A war photographer named Michael returns to London only to vanish mysteriously, perplexing his pretty girlfriend Peggy Foster (Gillian Hills). Peggy's snarky, indeed downright bitchy friend Jackie (Silvia Solar) proves no help but hints Michael might be vexed she rented their flat to creepy lodger John Kirk Lawford (Bruno Corazzari). A cryptic phone-call from Michael lures Peggy to a deserted aircraft hanger where she is shot at by an unknown killer in black leather. After a narrow escape she returns home to find the police gathered around John's bloody corpse with the killer still at large. Whereupon the real John Kirk Lawford (Angel del Pozo) appears on the scene to take up residence at Peggy's flat, outing the dead man as an impostor. More murders occur rendering poor Peggy almost as confused and dumbfounded as the audience...
Also known by the charming alternate title Hot Lips of the Killer (which one presumes is meant to divert attention to pouty Peggy, given the real culprit has conspicuously less attractive lips), this obscure, London-set, Spanish-Italian giallo would be entirely unremarkable were it not headlined by bonafide cult star Gillian Hills. The strawberry blonde British actress and singer had a fascinating career. From essaying the title role in British teensploitation classic Beat Girl (1959) at age fifteen, Hills went on to a chart-topping career in French pop, a role in cult children's television fantasy The Owl Service, cameos romping in memorable three-ways in both Blow-Up (1966) - alongside Jane Birkin (steady, lads) - and A Clockwork Orange (1971), and a strong role in underrated Hammer horror Demons of the Mind (1972). In later years Hills' artistic talent begat a third career as an illustrator of paperback covers, drawing among others those for Peter Benchley's The Deep and Virginia Andrews' Flowers in the Attic. Many publishers cited her covers as a significant factor in making bestsellers of both. Today Hills' intelligence and keen wit are readily discernible from her website which, among others, includes shrewd insights into those films she made with Stanley Kubrick and Michelangelo Antonioni, while a performance of one of her classic French hits: 'Zou Bisou Bisou' by Jessica Paré on Mad Men revived interest in her music career.
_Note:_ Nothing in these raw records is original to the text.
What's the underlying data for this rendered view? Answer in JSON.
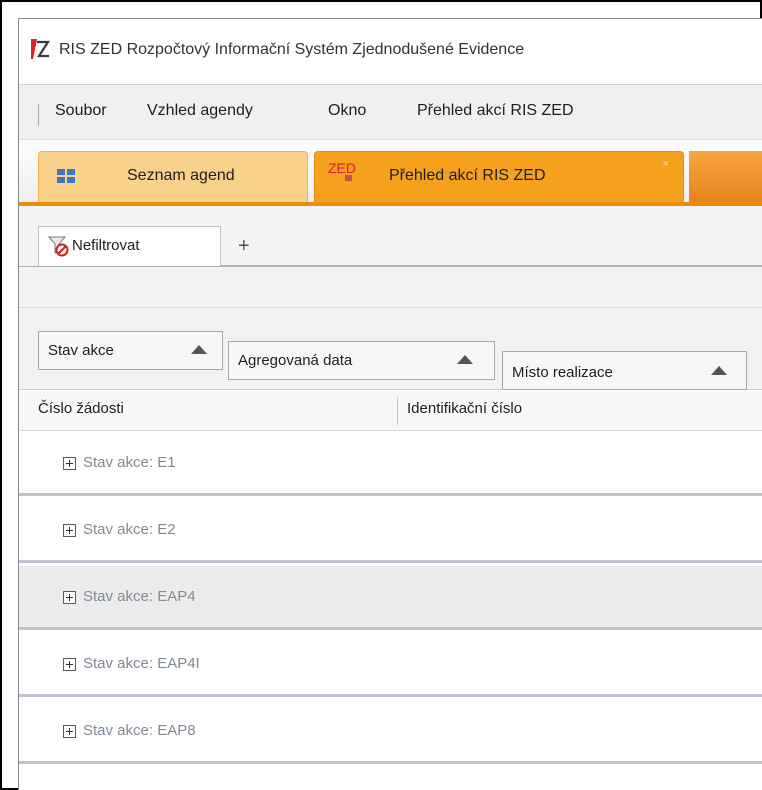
{
  "window": {
    "title": "RIS ZED Rozpočtový Informační Systém Zjednodušené Evidence",
    "logo_text": "Z"
  },
  "menu": {
    "items": [
      "Soubor",
      "Vzhled agendy",
      "Okno",
      "Přehled akcí RIS ZED"
    ]
  },
  "doc_tabs": [
    {
      "label": "Seznam agend",
      "icon": "grid-icon"
    },
    {
      "label": "Přehled akcí RIS ZED",
      "icon": "zed-icon",
      "icon_text": "ZED",
      "close": "×"
    }
  ],
  "filter_tabs": {
    "active_label": "Nefiltrovat",
    "add_label": "+"
  },
  "group_by": [
    "Stav akce",
    "Agregovaná data",
    "Místo realizace"
  ],
  "columns": [
    "Číslo žádosti",
    "Identifikační číslo"
  ],
  "groups": [
    "Stav akce: E1",
    "Stav akce: E2",
    "Stav akce: EAP4",
    "Stav akce: EAP4I",
    "Stav akce: EAP8"
  ],
  "colors": {
    "accent": "#ef8c0a",
    "tab_active": "#f5a11e",
    "tab_inactive": "#f9d18a",
    "group_text": "#7f8a95"
  }
}
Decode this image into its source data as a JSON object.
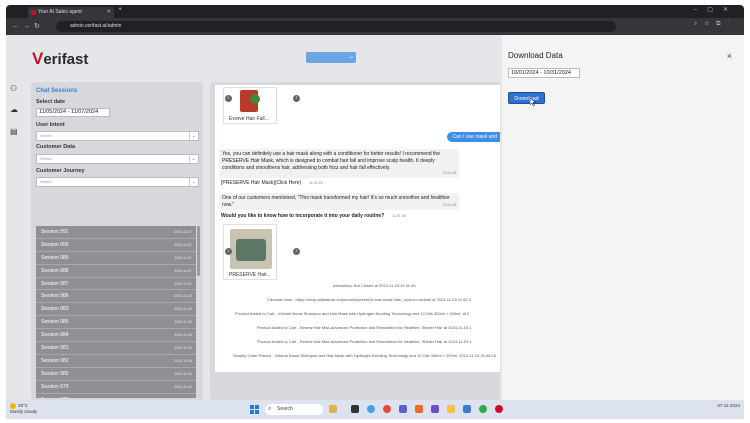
{
  "browser": {
    "tab_title": "Your AI Sales agent",
    "url": "admin.verifast.ai/admin"
  },
  "brand": {
    "logo_v": "V",
    "logo_rest": "erifast"
  },
  "filters": {
    "title": "Chat Sessions",
    "select_date_label": "Select date",
    "date_range": "11/05/2024 - 11/07/2024",
    "user_intent_label": "User Intent",
    "user_intent_placeholder": "Select...",
    "customer_data_label": "Customer Data",
    "customer_data_placeholder": "Select...",
    "customer_journey_label": "Customer Journey",
    "customer_journey_placeholder": "Select..."
  },
  "sessions": [
    {
      "label": "Session 991",
      "time": "2024-11-07"
    },
    {
      "label": "Session 990",
      "time": "2024-11-07"
    },
    {
      "label": "Session 989",
      "time": "2024-11-07"
    },
    {
      "label": "Session 988",
      "time": "2024-11-07"
    },
    {
      "label": "Session 987",
      "time": "2024-11-07"
    },
    {
      "label": "Session 986",
      "time": "2024-11-06"
    },
    {
      "label": "Session 983",
      "time": "2024-11-06"
    },
    {
      "label": "Session 985",
      "time": "2024-11-06"
    },
    {
      "label": "Session 984",
      "time": "2024-11-06"
    },
    {
      "label": "Session 981",
      "time": "2024-11-06"
    },
    {
      "label": "Session 982",
      "time": "2024-11-06"
    },
    {
      "label": "Session 980",
      "time": "2024-11-06"
    },
    {
      "label": "Session 979",
      "time": "2024-11-06"
    },
    {
      "label": "Session 978",
      "time": "2024-11-06"
    },
    {
      "label": "Session 976",
      "time": "2024-11-06"
    },
    {
      "label": "Session 977",
      "time": "2024-11-06"
    }
  ],
  "chat": {
    "card1_label": "Evorve Hair Fall...",
    "user_msg": "Can I use mask and",
    "bot_msg1": "Yes, you can definitely use a hair mask along with a conditioner for better results! I recommend the PRESERVE Hair Mask, which is designed to combat hair fall and improve scalp health. It deeply conditions and smoothens hair, addressing both frizz and hair fall effectively.",
    "bot_msg1_time": "11:01:45",
    "link_msg": "[PRESERVE Hair Mask](Click Here)",
    "link_time": "11:01:45",
    "bot_msg2": "One of our customers mentioned, \"This mask transformed my hair! It's so much smoother and healthier now.\"",
    "bot_msg2_time": "11:01:45",
    "bot_msg3": "Would you like to know how to incorporate it into your daily routine?",
    "bot_msg3_time": "11:01:45",
    "card2_label": "PRESERVE Hair...",
    "events": [
      "Interaction: Bot Closed at 2024-11-03 11:01:45",
      "Carousel click - https://shop.wildsature.co/products/preserve-hair-mask?utm_source=verifast at 2024-11-03 11:02:3",
      "Product Added to Cart - Volume Boost Shampoo and Hair Mask with Hydrogen Bonding Technology and 12 Oils 300ml + 200ml, at 2",
      "Product Added to Cart - Renew Hair Mist-Advanced Protection and Restoration for Healthier, Shinier Hair at 2024-11-03 1",
      "Product Added to Cart - Renew Hair Mist-Advanced Protection and Restoration for Healthier, Shinier Hair at 2024-11-03 1",
      "Shopify Order Placed - Volume Boost Shampoo and Hair Mask with Hydrogen Bonding Technology and 12 Oils 300ml + 200ml, 2024-11-03 20:45:15"
    ]
  },
  "download": {
    "title": "Download Data",
    "close": "×",
    "range": "10/01/2024 - 10/31/2024",
    "button": "Download"
  },
  "taskbar": {
    "temp": "29°C",
    "weather": "Mostly cloudy",
    "search": "Search",
    "time": "07-11-2024"
  },
  "colors": {
    "accent": "#3d8ee6",
    "brand": "#c8102e",
    "button": "#2f6fd0"
  }
}
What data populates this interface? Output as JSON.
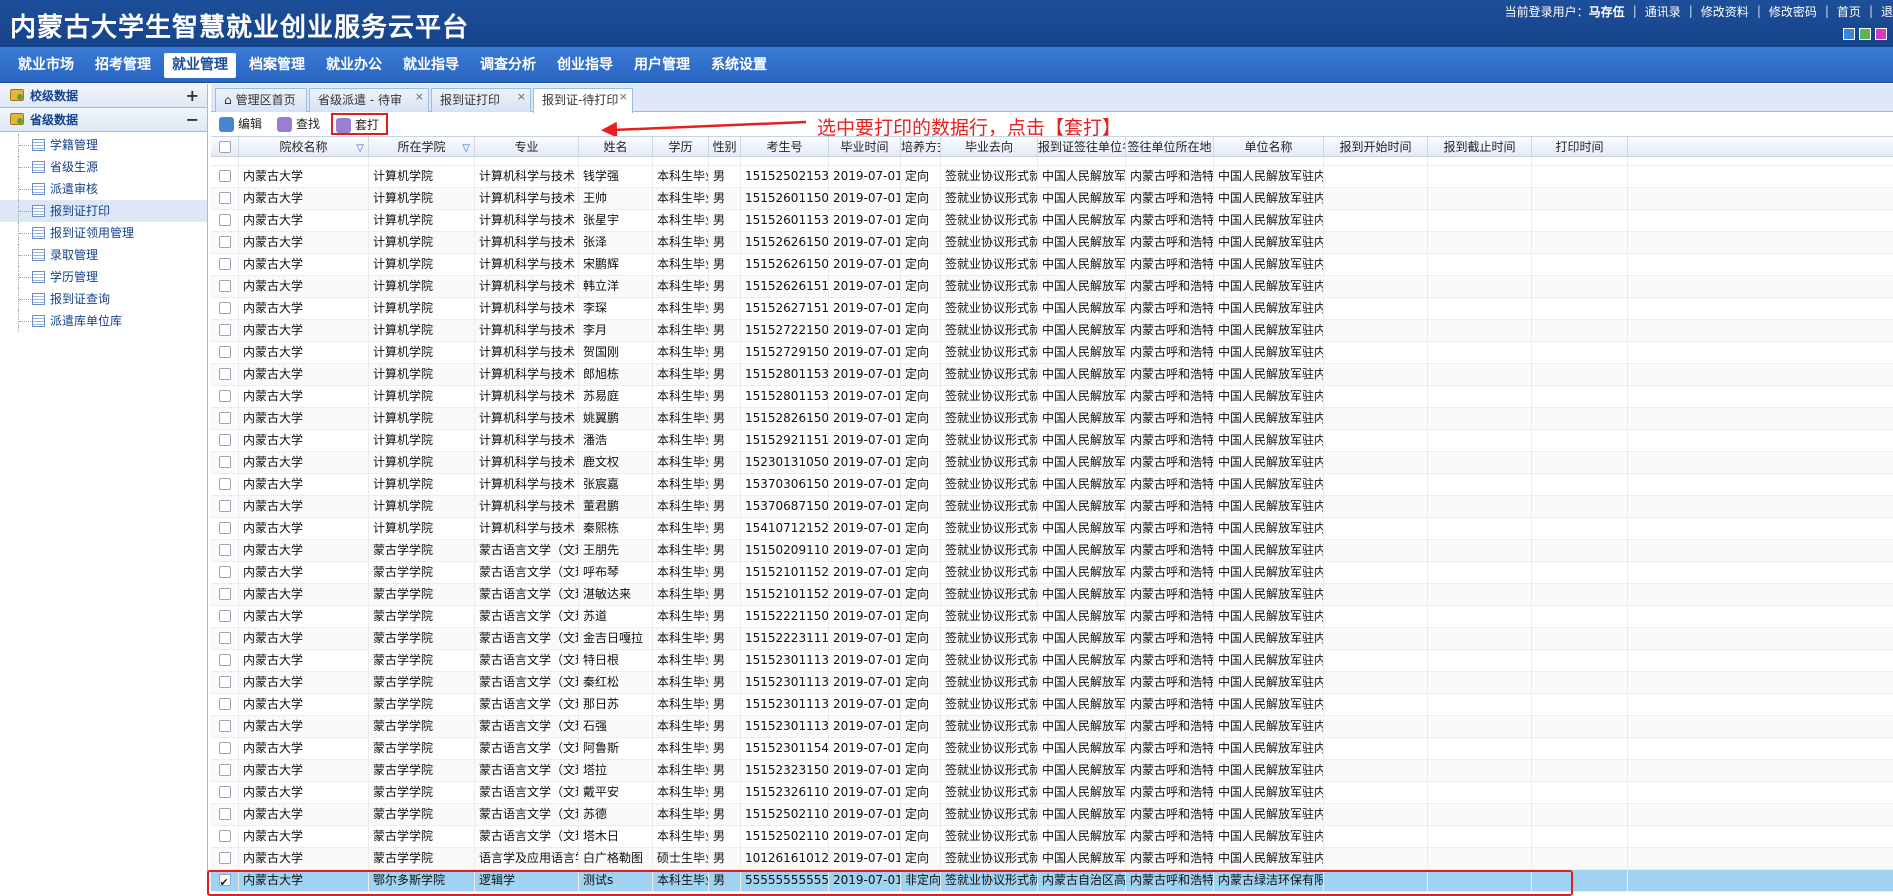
{
  "app": {
    "title": "内蒙古大学生智慧就业创业服务云平台",
    "user_prefix": "当前登录用户：",
    "user_name": "马存伍",
    "links": [
      "通讯录",
      "修改资料",
      "修改密码",
      "首页",
      "退"
    ],
    "skin_colors": [
      "#3a86d8",
      "#5ab552",
      "#d43ac4"
    ]
  },
  "nav": [
    "就业市场",
    "招考管理",
    "就业管理",
    "档案管理",
    "就业办公",
    "就业指导",
    "调查分析",
    "创业指导",
    "用户管理",
    "系统设置"
  ],
  "nav_active": 2,
  "sidebar": {
    "sections": [
      {
        "label": "校级数据",
        "toggle": "+"
      },
      {
        "label": "省级数据",
        "toggle": "−"
      }
    ],
    "items": [
      "学籍管理",
      "省级生源",
      "派遣审核",
      "报到证打印",
      "报到证领用管理",
      "录取管理",
      "学历管理",
      "报到证查询",
      "派遣库单位库"
    ],
    "selected_index": 3
  },
  "tabs": [
    {
      "label": "管理区首页",
      "closable": false
    },
    {
      "label": "省级派遣 - 待审",
      "closable": true
    },
    {
      "label": "报到证打印",
      "closable": true
    },
    {
      "label": "报到证-待打印",
      "closable": true
    }
  ],
  "toolbar": {
    "edit": "编辑",
    "find": "查找",
    "print": "套打",
    "annotation": "选中要打印的数据行，点击【套打】"
  },
  "table": {
    "columns": [
      "院校名称",
      "所在学院",
      "专业",
      "姓名",
      "学历",
      "性别",
      "考生号",
      "毕业时间",
      "培养方式",
      "毕业去向",
      "报到证签往单位名称",
      "签往单位所在地",
      "单位名称",
      "报到开始时间",
      "报到截止时间",
      "打印时间"
    ],
    "rows": [
      [
        "内蒙古大学",
        "计算机学院",
        "计算机科学与技术",
        "钱学强",
        "本科生毕业",
        "男",
        "15152502153058",
        "2019-07-01",
        "定向",
        "签就业协议形式就业",
        "中国人民解放军驻内蒙",
        "内蒙古呼和浩特市",
        "中国人民解放军驻内蒙",
        "",
        "",
        ""
      ],
      [
        "内蒙古大学",
        "计算机学院",
        "计算机科学与技术",
        "王帅",
        "本科生毕业",
        "男",
        "15152601150041",
        "2019-07-01",
        "定向",
        "签就业协议形式就业",
        "中国人民解放军驻内蒙",
        "内蒙古呼和浩特市",
        "中国人民解放军驻内蒙",
        "",
        "",
        ""
      ],
      [
        "内蒙古大学",
        "计算机学院",
        "计算机科学与技术",
        "张星宇",
        "本科生毕业",
        "男",
        "15152601153732",
        "2019-07-01",
        "定向",
        "签就业协议形式就业",
        "中国人民解放军驻内蒙",
        "内蒙古呼和浩特市",
        "中国人民解放军驻内蒙",
        "",
        "",
        ""
      ],
      [
        "内蒙古大学",
        "计算机学院",
        "计算机科学与技术",
        "张泽",
        "本科生毕业",
        "男",
        "15152626150186",
        "2019-07-01",
        "定向",
        "签就业协议形式就业",
        "中国人民解放军驻内蒙",
        "内蒙古呼和浩特市",
        "中国人民解放军驻内蒙",
        "",
        "",
        ""
      ],
      [
        "内蒙古大学",
        "计算机学院",
        "计算机科学与技术",
        "宋鹏辉",
        "本科生毕业",
        "男",
        "15152626150469",
        "2019-07-01",
        "定向",
        "签就业协议形式就业",
        "中国人民解放军驻内蒙",
        "内蒙古呼和浩特市",
        "中国人民解放军驻内蒙",
        "",
        "",
        ""
      ],
      [
        "内蒙古大学",
        "计算机学院",
        "计算机科学与技术",
        "韩立洋",
        "本科生毕业",
        "男",
        "15152626151554",
        "2019-07-01",
        "定向",
        "签就业协议形式就业",
        "中国人民解放军驻内蒙",
        "内蒙古呼和浩特市",
        "中国人民解放军驻内蒙",
        "",
        "",
        ""
      ],
      [
        "内蒙古大学",
        "计算机学院",
        "计算机科学与技术",
        "李琛",
        "本科生毕业",
        "男",
        "15152627151099",
        "2019-07-01",
        "定向",
        "签就业协议形式就业",
        "中国人民解放军驻内蒙",
        "内蒙古呼和浩特市",
        "中国人民解放军驻内蒙",
        "",
        "",
        ""
      ],
      [
        "内蒙古大学",
        "计算机学院",
        "计算机科学与技术",
        "李月",
        "本科生毕业",
        "男",
        "15152722150819",
        "2019-07-01",
        "定向",
        "签就业协议形式就业",
        "中国人民解放军驻内蒙",
        "内蒙古呼和浩特市",
        "中国人民解放军驻内蒙",
        "",
        "",
        ""
      ],
      [
        "内蒙古大学",
        "计算机学院",
        "计算机科学与技术",
        "贺国刚",
        "本科生毕业",
        "男",
        "15152729150242",
        "2019-07-01",
        "定向",
        "签就业协议形式就业",
        "中国人民解放军驻内蒙",
        "内蒙古呼和浩特市",
        "中国人民解放军驻内蒙",
        "",
        "",
        ""
      ],
      [
        "内蒙古大学",
        "计算机学院",
        "计算机科学与技术",
        "郎旭栋",
        "本科生毕业",
        "男",
        "15152801153662",
        "2019-07-01",
        "定向",
        "签就业协议形式就业",
        "中国人民解放军驻内蒙",
        "内蒙古呼和浩特市",
        "中国人民解放军驻内蒙",
        "",
        "",
        ""
      ],
      [
        "内蒙古大学",
        "计算机学院",
        "计算机科学与技术",
        "苏易庭",
        "本科生毕业",
        "男",
        "15152801153748",
        "2019-07-01",
        "定向",
        "签就业协议形式就业",
        "中国人民解放军驻内蒙",
        "内蒙古呼和浩特市",
        "中国人民解放军驻内蒙",
        "",
        "",
        ""
      ],
      [
        "内蒙古大学",
        "计算机学院",
        "计算机科学与技术",
        "姚翼鹏",
        "本科生毕业",
        "男",
        "15152826150206",
        "2019-07-01",
        "定向",
        "签就业协议形式就业",
        "中国人民解放军驻内蒙",
        "内蒙古呼和浩特市",
        "中国人民解放军驻内蒙",
        "",
        "",
        ""
      ],
      [
        "内蒙古大学",
        "计算机学院",
        "计算机科学与技术",
        "潘浩",
        "本科生毕业",
        "男",
        "15152921151358",
        "2019-07-01",
        "定向",
        "签就业协议形式就业",
        "中国人民解放军驻内蒙",
        "内蒙古呼和浩特市",
        "中国人民解放军驻内蒙",
        "",
        "",
        ""
      ],
      [
        "内蒙古大学",
        "计算机学院",
        "计算机科学与技术",
        "鹿文权",
        "本科生毕业",
        "男",
        "15230131050458",
        "2019-07-01",
        "定向",
        "签就业协议形式就业",
        "中国人民解放军驻内蒙",
        "内蒙古呼和浩特市",
        "中国人民解放军驻内蒙",
        "",
        "",
        ""
      ],
      [
        "内蒙古大学",
        "计算机学院",
        "计算机科学与技术",
        "张宸嘉",
        "本科生毕业",
        "男",
        "15370306150292",
        "2019-07-01",
        "定向",
        "签就业协议形式就业",
        "中国人民解放军驻内蒙",
        "内蒙古呼和浩特市",
        "中国人民解放军驻内蒙",
        "",
        "",
        ""
      ],
      [
        "内蒙古大学",
        "计算机学院",
        "计算机科学与技术",
        "董君鹏",
        "本科生毕业",
        "男",
        "15370687150406",
        "2019-07-01",
        "定向",
        "签就业协议形式就业",
        "中国人民解放军驻内蒙",
        "内蒙古呼和浩特市",
        "中国人民解放军驻内蒙",
        "",
        "",
        ""
      ],
      [
        "内蒙古大学",
        "计算机学院",
        "计算机科学与技术",
        "秦熙栋",
        "本科生毕业",
        "男",
        "15410712152712",
        "2019-07-01",
        "定向",
        "签就业协议形式就业",
        "中国人民解放军驻内蒙",
        "内蒙古呼和浩特市",
        "中国人民解放军驻内蒙",
        "",
        "",
        ""
      ],
      [
        "内蒙古大学",
        "蒙古学学院",
        "蒙古语言文学（文理综",
        "王朋先",
        "本科生毕业",
        "男",
        "15150209110297",
        "2019-07-01",
        "定向",
        "签就业协议形式就业",
        "中国人民解放军驻内蒙",
        "内蒙古呼和浩特市",
        "中国人民解放军驻内蒙",
        "",
        "",
        ""
      ],
      [
        "内蒙古大学",
        "蒙古学学院",
        "蒙古语言文学（文理综",
        "呼布琴",
        "本科生毕业",
        "男",
        "15152101152352",
        "2019-07-01",
        "定向",
        "签就业协议形式就业",
        "中国人民解放军驻内蒙",
        "内蒙古呼和浩特市",
        "中国人民解放军驻内蒙",
        "",
        "",
        ""
      ],
      [
        "内蒙古大学",
        "蒙古学学院",
        "蒙古语言文学（文理综",
        "湛敏达来",
        "本科生毕业",
        "男",
        "15152101152353",
        "2019-07-01",
        "定向",
        "签就业协议形式就业",
        "中国人民解放军驻内蒙",
        "内蒙古呼和浩特市",
        "中国人民解放军驻内蒙",
        "",
        "",
        ""
      ],
      [
        "内蒙古大学",
        "蒙古学学院",
        "蒙古语言文学（文理综",
        "苏道",
        "本科生毕业",
        "男",
        "15152221150370",
        "2019-07-01",
        "定向",
        "签就业协议形式就业",
        "中国人民解放军驻内蒙",
        "内蒙古呼和浩特市",
        "中国人民解放军驻内蒙",
        "",
        "",
        ""
      ],
      [
        "内蒙古大学",
        "蒙古学学院",
        "蒙古语言文学（文理综",
        "金吉日嘎拉",
        "本科生毕业",
        "男",
        "15152223111152",
        "2019-07-01",
        "定向",
        "签就业协议形式就业",
        "中国人民解放军驻内蒙",
        "内蒙古呼和浩特市",
        "中国人民解放军驻内蒙",
        "",
        "",
        ""
      ],
      [
        "内蒙古大学",
        "蒙古学学院",
        "蒙古语言文学（文理综",
        "特日根",
        "本科生毕业",
        "男",
        "15152301113758",
        "2019-07-01",
        "定向",
        "签就业协议形式就业",
        "中国人民解放军驻内蒙",
        "内蒙古呼和浩特市",
        "中国人民解放军驻内蒙",
        "",
        "",
        ""
      ],
      [
        "内蒙古大学",
        "蒙古学学院",
        "蒙古语言文学（文理综",
        "秦红松",
        "本科生毕业",
        "男",
        "15152301113787",
        "2019-07-01",
        "定向",
        "签就业协议形式就业",
        "中国人民解放军驻内蒙",
        "内蒙古呼和浩特市",
        "中国人民解放军驻内蒙",
        "",
        "",
        ""
      ],
      [
        "内蒙古大学",
        "蒙古学学院",
        "蒙古语言文学（文理综",
        "那日苏",
        "本科生毕业",
        "男",
        "15152301113789",
        "2019-07-01",
        "定向",
        "签就业协议形式就业",
        "中国人民解放军驻内蒙",
        "内蒙古呼和浩特市",
        "中国人民解放军驻内蒙",
        "",
        "",
        ""
      ],
      [
        "内蒙古大学",
        "蒙古学学院",
        "蒙古语言文学（文理综",
        "石强",
        "本科生毕业",
        "男",
        "15152301113799",
        "2019-07-01",
        "定向",
        "签就业协议形式就业",
        "中国人民解放军驻内蒙",
        "内蒙古呼和浩特市",
        "中国人民解放军驻内蒙",
        "",
        "",
        ""
      ],
      [
        "内蒙古大学",
        "蒙古学学院",
        "蒙古语言文学（文理综",
        "阿鲁斯",
        "本科生毕业",
        "男",
        "15152301154636",
        "2019-07-01",
        "定向",
        "签就业协议形式就业",
        "中国人民解放军驻内蒙",
        "内蒙古呼和浩特市",
        "中国人民解放军驻内蒙",
        "",
        "",
        ""
      ],
      [
        "内蒙古大学",
        "蒙古学学院",
        "蒙古语言文学（文理综",
        "塔拉",
        "本科生毕业",
        "男",
        "15152323150852",
        "2019-07-01",
        "定向",
        "签就业协议形式就业",
        "中国人民解放军驻内蒙",
        "内蒙古呼和浩特市",
        "中国人民解放军驻内蒙",
        "",
        "",
        ""
      ],
      [
        "内蒙古大学",
        "蒙古学学院",
        "蒙古语言文学（文理综",
        "戴平安",
        "本科生毕业",
        "男",
        "15152326110407",
        "2019-07-01",
        "定向",
        "签就业协议形式就业",
        "中国人民解放军驻内蒙",
        "内蒙古呼和浩特市",
        "中国人民解放军驻内蒙",
        "",
        "",
        ""
      ],
      [
        "内蒙古大学",
        "蒙古学学院",
        "蒙古语言文学（文理综",
        "苏德",
        "本科生毕业",
        "男",
        "15152502110346",
        "2019-07-01",
        "定向",
        "签就业协议形式就业",
        "中国人民解放军驻内蒙",
        "内蒙古呼和浩特市",
        "中国人民解放军驻内蒙",
        "",
        "",
        ""
      ],
      [
        "内蒙古大学",
        "蒙古学学院",
        "蒙古语言文学（文理综",
        "塔木日",
        "本科生毕业",
        "男",
        "15152502110527",
        "2019-07-01",
        "定向",
        "签就业协议形式就业",
        "中国人民解放军驻内蒙",
        "内蒙古呼和浩特市",
        "中国人民解放军驻内蒙",
        "",
        "",
        ""
      ],
      [
        "内蒙古大学",
        "蒙古学学院",
        "语言学及应用语言学",
        "白广格勒图",
        "硕士生毕业",
        "男",
        "101261610126010",
        "2019-07-01",
        "定向",
        "签就业协议形式就业",
        "中国人民解放军驻内蒙",
        "内蒙古呼和浩特市",
        "中国人民解放军驻内蒙",
        "",
        "",
        ""
      ],
      [
        "内蒙古大学",
        "鄂尔多斯学院",
        "逻辑学",
        "测试s",
        "本科生毕业",
        "男",
        "55555555555555",
        "2019-07-01",
        "非定向",
        "签就业协议形式就业",
        "内蒙古自治区高校毕",
        "内蒙古呼和浩特市",
        "内蒙古绿洁环保有限公",
        "",
        "",
        ""
      ]
    ],
    "selected_row": 32
  }
}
If only The Killer Wears Gloves were as fascinating as its leading lady. Alas, it is a dreary, unremarkable murder mystery weighed down with clumsy red herrings and laboured comic relief. The latter centres largely around the sitcom antics of henpecked landlord Anthony (Goyo Lebrero) and his battleaxe of a wife (Irene D'Astrea). A running gag where they mistakenly think Peggy is pregnant falls as flat as director Juan Bosch's attempts to weave an air of mystery around an impenetrable storyline, but does yield one classic diatribe about artificial insemination: "You're screwed by a geezer in a freezer!" Along with this dodgy duo straight out of an episode of Man About the House the film flings a flamboyantly gay neighbour (Carlos Otero) into the mix and a would-be hilarious moment when Peggy accidentally shoots his beloved cat! Unintentional cat murder aside, Gillian Hills is a beguiling presence with her delightful cut-glass accent and Seventies cover girl leather outfits. Sadly the plot reduces her to squealing, pouting and disrobing for no clear reason beyond Bosch relying on titillation to keep the audience awake. Of course when it comes to exploitation cinema, the best kind of nudity is gratuitous nudity so alongside our fetching lead, Euro-horror and sexploitation regular Orchidea de Santis adds more in a brief role as a decorative victim.
While the puzzle-like plot is no more convoluted nor borderline incoherent than the next giallo, what The Killer Wears Gloves lacks is a clear sense of style. Juan Bosch - more active in paella westerns, though he also made Exorcismo (1974) with Spanish horror icon Paul Naschy a.k.a. Jacinto Molina - stages suspense sequences competently. But despite his use of subliminal edits, distorted lenses and slow-motion the murder set-pieces prove pedestrian. Given the poor quality of most widely available prints it is hard to gage whatever merits the cinematography by Julio Peres de Rojas may have originally had but its murky, greeny-brown tones unintentionally befit the dreary atmosphere of not-so-swinging Seventies London. Although Peggy pleasingly grows into a more assertive, proactive protagonist as the plot progresses, exhibiting increasing degrees of cleverness and courage in some tight spots, the plot conspires to repeatedly have these shifty, smarmy guys steamroller their way into her life to boss her around. There is really no role for glowering Spanish actor Angel del Pozo's nondescript character to play in this story, especially given he shares zero chemistry with his leading lady. Yet the film still has him manhandle his way into a romantic clinch with Gillian Hills at the finale, exhibiting a faintly creepy sense of entitlement as he helps himself to both the heroine and her money. Along with Gillian, Marcello Giombini's jazzy score ranks among the film's few merits.